Profit Models and Simulation
3. Analyze a business situation to identify revenues, costs, and other parameters relevant to the modeling process.
4. Draw an influence diagram to map the relationships between different variables of interest.
5. Build a basic profit model both with a spreadsheet and without.
6. Perform breakeven analysis algebraically and graphically, both with a spreadsheet and without.
7. Perform Crossover analysis algebraically and graphically, both with a spreadsheet and without.
8. Interpret the results of Breakeven and Crossover analyses.
9. Find the price that maximizes profit, given a demand function, algebraically and graphically, both with a spreadsheet and without.
10. Compare and contrast Simulation with other types of modeling.
11. Determine when simulation is an appropriate technique to use.
12. Use random numbers from a random number table or a spreadsheet function.
13. Construct cumulative probability distributions.
14. Simulate discrete (two valued or many valued) random variables.
15. Graph the results of the simulations and interpret.
Time Series Forecasting
16. Define the types of forecasting – Quantitative (causal and time series) and Qualitative.
17. Forecast using the following methods for time-series data (on a spreadsheet):
a. Naïve
b. Moving Averages
c. Simple Exponential Smoothing
d. Regression (Simple, Quadratic, Logarithmic)
e. Classical Decomposition (Trend and Seasonality)
18. Compute Bias, MAD (Mean Absolute Deviation), MAPE (Mean Absolute Percentage Error), Standard Error, and R-Squared (for regression only) for each of the forecasting methods.
19. Compare and contrast the different time-series forecasting methods.
20. Interpret the results of the different forecasting methods.
Quality Management
21. Explain the basic concepts of Quality Management.
22. Compare and contrast common cause (natural) variation and special cause (assignable) variation
23. Explain how control charts can be used to help manage by exception
24. Create control charts for attribute (p-chart) and variable measures (Xbar and R charts).
25. Compute a process capability index.
Decision Analysis
26. Differentiate between Decision making under ignorance, risk, and certainty.
27. Define the terms Decision Alternative, States of Nature, Payoff.
28. Compute payoff matrix for a given business scenario.
29. Define the criteria for choosing the best decision.
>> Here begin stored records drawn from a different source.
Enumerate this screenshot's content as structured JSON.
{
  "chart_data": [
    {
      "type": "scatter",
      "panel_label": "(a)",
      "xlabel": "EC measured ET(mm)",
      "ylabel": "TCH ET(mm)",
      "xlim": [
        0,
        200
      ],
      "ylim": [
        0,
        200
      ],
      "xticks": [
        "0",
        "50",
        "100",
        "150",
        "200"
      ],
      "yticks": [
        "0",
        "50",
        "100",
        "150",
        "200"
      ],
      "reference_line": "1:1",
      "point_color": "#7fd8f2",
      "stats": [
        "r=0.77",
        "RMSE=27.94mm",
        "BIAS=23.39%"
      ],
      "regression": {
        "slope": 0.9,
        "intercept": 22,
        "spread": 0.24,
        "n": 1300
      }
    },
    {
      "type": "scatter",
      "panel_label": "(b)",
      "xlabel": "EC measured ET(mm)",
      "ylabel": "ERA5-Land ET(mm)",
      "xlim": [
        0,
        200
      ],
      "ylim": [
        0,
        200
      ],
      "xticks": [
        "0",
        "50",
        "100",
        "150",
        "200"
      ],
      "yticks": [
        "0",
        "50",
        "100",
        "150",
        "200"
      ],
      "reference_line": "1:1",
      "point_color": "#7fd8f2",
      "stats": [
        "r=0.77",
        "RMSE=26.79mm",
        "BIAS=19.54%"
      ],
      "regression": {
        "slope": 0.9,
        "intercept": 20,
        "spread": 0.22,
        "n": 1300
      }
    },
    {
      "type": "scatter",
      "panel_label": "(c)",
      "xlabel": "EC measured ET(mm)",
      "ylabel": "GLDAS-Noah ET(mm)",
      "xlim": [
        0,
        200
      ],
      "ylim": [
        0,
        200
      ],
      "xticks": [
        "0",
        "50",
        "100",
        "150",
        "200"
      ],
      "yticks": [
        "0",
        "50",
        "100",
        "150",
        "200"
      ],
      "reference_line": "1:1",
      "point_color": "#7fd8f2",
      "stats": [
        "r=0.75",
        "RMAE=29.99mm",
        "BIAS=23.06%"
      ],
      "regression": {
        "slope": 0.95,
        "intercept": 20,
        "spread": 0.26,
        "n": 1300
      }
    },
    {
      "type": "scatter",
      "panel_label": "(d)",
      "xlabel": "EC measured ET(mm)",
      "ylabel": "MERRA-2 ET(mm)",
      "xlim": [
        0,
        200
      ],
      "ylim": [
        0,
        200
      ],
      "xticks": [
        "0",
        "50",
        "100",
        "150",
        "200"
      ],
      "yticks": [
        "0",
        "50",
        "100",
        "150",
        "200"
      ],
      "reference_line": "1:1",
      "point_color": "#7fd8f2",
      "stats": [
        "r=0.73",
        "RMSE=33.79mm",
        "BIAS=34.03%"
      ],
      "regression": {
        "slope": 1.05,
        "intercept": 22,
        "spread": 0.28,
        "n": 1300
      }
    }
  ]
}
30. Determine the best decision using the MAXIMAX, MAXIMIN, Laplace-Bayes, MINIMAX-Regret criteria.
31. Compute
Expected Value (EV), EV under Perfect Information (EVUPI), EV of Perfect
Information (EVPI), Expected
32. Explain why the minimum EOL is the same as EVPI.
33. Construct a decision tree.
34. Define decision nodes, chance nodes, branches, payoffs, probabilities, pruning of branches.
35. Compute posterior probabilities using Bayes’ Theorem, and incorporate them into analysis.